The AIM-traded firm said the update came after New Age's interpretation of the reprocessing of additional 2D seismic data covering the Algoa-Gamtoos license, offshore South Africa.
It said the reprocessing work encompassed 4,500 line kilometres of 2D seismic data, incorporating both data already owned by the partners and also further data acquired from the Petroleum Authority of South Africa (PASA), including tie lines from Brulpadda to the Algoa-Gamtoos area, together with two post-stack merged 3D seismic surveys in the Algoa Basin.
The work was undertaken by PGS, and the focus was on creating a time and phase matched dataset covering the Gamtoos Basin and the deepwater section of the licence area.
Tower said the resulting seismic dataset showed an overall improvement in bandwidth, de-noise and imaging.
Structural imaging was “substantially sharper” than in the previous vintage dataset, with gathers “significantly” flatter with less noise, and the operator placing greater confidence in the amplitude versus offset analysis.
The board said the impact on what could be seen in the deepwater section of the licence was “especially pronounced”, allowing the operator to identify a deeper level slope, and three separate reservoir targets.

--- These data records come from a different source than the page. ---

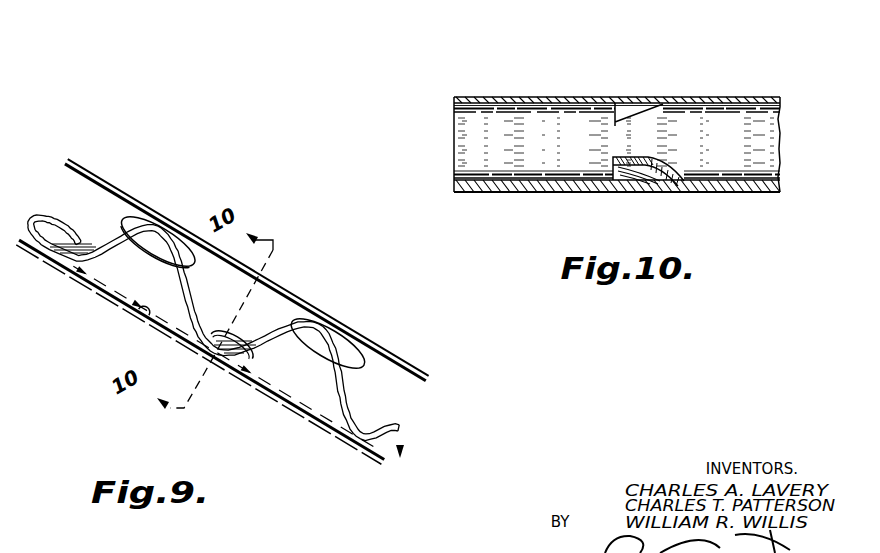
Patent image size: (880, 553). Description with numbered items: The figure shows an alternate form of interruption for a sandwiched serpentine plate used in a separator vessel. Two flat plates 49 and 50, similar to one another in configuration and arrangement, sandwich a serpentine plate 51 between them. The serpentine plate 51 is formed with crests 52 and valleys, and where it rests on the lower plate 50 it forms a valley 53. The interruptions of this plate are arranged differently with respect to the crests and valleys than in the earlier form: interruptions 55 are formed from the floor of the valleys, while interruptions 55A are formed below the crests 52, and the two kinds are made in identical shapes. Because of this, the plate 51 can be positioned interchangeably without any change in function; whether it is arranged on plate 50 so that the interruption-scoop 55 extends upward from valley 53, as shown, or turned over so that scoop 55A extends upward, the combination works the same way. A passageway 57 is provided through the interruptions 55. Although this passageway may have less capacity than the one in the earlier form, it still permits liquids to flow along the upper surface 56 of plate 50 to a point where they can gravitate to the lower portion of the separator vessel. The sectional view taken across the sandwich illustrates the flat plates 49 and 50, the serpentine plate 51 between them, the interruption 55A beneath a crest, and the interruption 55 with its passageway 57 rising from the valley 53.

In FIG. 9, the plate 49 is at (92, 172).
In FIG. 10, the plate 49 is at (492, 97).
In FIG. 9, the plate 50 is at (322, 427).
In FIG. 10, the plate 50 is at (527, 187).
In FIG. 9, the serpentine plate 51 is at (360, 401).
In FIG. 10, the serpentine plate 51 is at (453, 113).
In FIG. 9, the crest 52 is at (173, 238).
In FIG. 10, the valley 53 is at (455, 178).
In FIG. 9, the interruption 55 is at (232, 337).
In FIG. 10, the interruption 55 is at (630, 160).
In FIG. 9, the interruption 55A is at (165, 263).
In FIG. 10, the interruption 55A is at (638, 113).
In FIG. 9, the upper surface 56 is at (150, 328).
In FIG. 10, the passageway 57 is at (622, 183).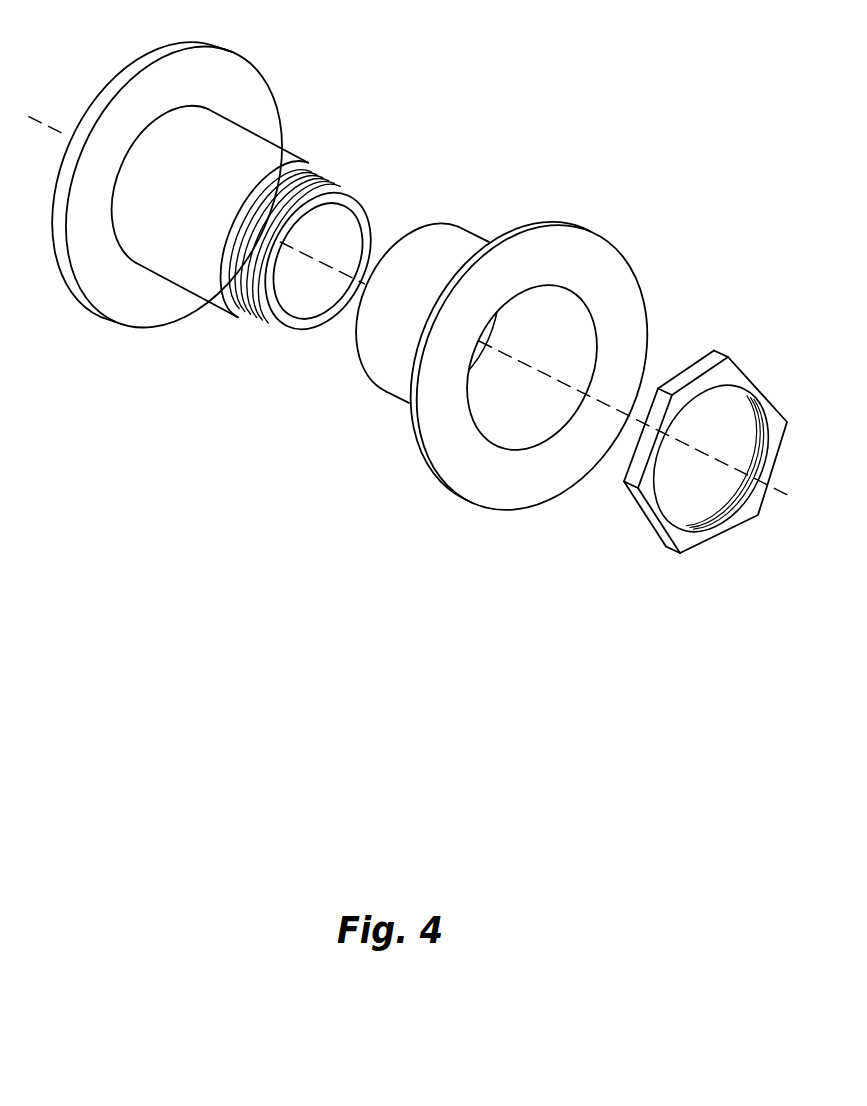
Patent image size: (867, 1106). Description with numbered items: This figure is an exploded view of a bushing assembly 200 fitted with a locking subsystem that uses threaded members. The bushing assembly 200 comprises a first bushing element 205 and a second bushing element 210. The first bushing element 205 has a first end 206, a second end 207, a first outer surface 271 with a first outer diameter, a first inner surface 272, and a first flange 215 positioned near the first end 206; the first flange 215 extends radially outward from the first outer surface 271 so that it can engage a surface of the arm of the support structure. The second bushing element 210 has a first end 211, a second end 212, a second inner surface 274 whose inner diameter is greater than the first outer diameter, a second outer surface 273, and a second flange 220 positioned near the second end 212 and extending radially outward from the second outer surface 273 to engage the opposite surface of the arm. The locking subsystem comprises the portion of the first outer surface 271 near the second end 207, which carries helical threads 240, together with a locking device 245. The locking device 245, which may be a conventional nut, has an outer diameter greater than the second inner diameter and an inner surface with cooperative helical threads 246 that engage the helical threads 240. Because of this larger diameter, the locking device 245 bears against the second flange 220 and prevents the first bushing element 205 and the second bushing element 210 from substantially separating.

The bushing assembly 200 is at (541, 66).
The first bushing element 205 is at (163, 360).
The first end 206 is at (188, 109).
The second end 207 is at (357, 198).
The second bushing element 210 is at (360, 462).
The first end 211 is at (430, 220).
The second end 212 is at (587, 297).
The first flange 215 is at (205, 68).
The second flange 220 is at (575, 248).
The helical threads 240 is at (257, 317).
The locking device 245 is at (710, 368).
The cooperative helical threads 246 is at (733, 513).
The first outer surface 271 is at (213, 155).
The first inner surface 272 is at (297, 305).
The second outer surface 273 is at (458, 245).
The second inner surface 274 is at (510, 433).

Those targets included a shallow section, a deeper slope section, and a basin floor fan section.
In addition, the company said the operator had been able to identify a new substantial lead in a submarine fan complex in the shallow-water Gamtoos area of the licence, which it estimated to contain 135 million barrels of oil equivalent recoverable resources, and had updated its estimates of the recoverable resources in the other leads it had already identified, some of which now appeared larger and others smaller.
Overall, the firm said the operator had increased the portfolio volumes by 54% as a result of reprocessing seismic data and reinterpretation.
“As previously noted, the Algoa-Gamtoos licence is located adjacent to Total's blocks 11B/12B, where Total has made discoveries in excess of one billion barrels of oil equivalent at Brulpadda and Luiperd, in the Outeniqua basin that runs across those blocks,” the board said in its statement.
“The Algoa-Gamtoos license also contains the southern deep-water basin margin of the Outeniqua Basin and is approximately 150 kilometres along strike to the east of Total's Brulpadda and Luiperd-1X wells.”
Tower said the Luiperd-1X well encountered 73 metres of good quality net pay in 85 metres of gross sands in the main target interval and, according to Africa Energy which owns 49% of Main Street 1549 Proprietary - one of Total's partners in the well - the well reached a maximum constrained flow-rate through a 58/64 inch choke of 33 million cubic feet per day of natural gas, and 4,320 barrels of condensate per day, making for an aggregate of about 9,820 barrels of oil equivalent per day.
“The choke configuration could not be increased due to surface equipment limitations,” the board said.
“The absolute open flow potential of the well is expected to be significantly higher than the restricted test rates.
“Current indications are that the Luiperd discovery is larger than the one billion barrels of oil equivalent Brulpadda discovery announced in 2019.”
At 1117 GMT, shares in Tower Resources were up 7.84% at 0.55p.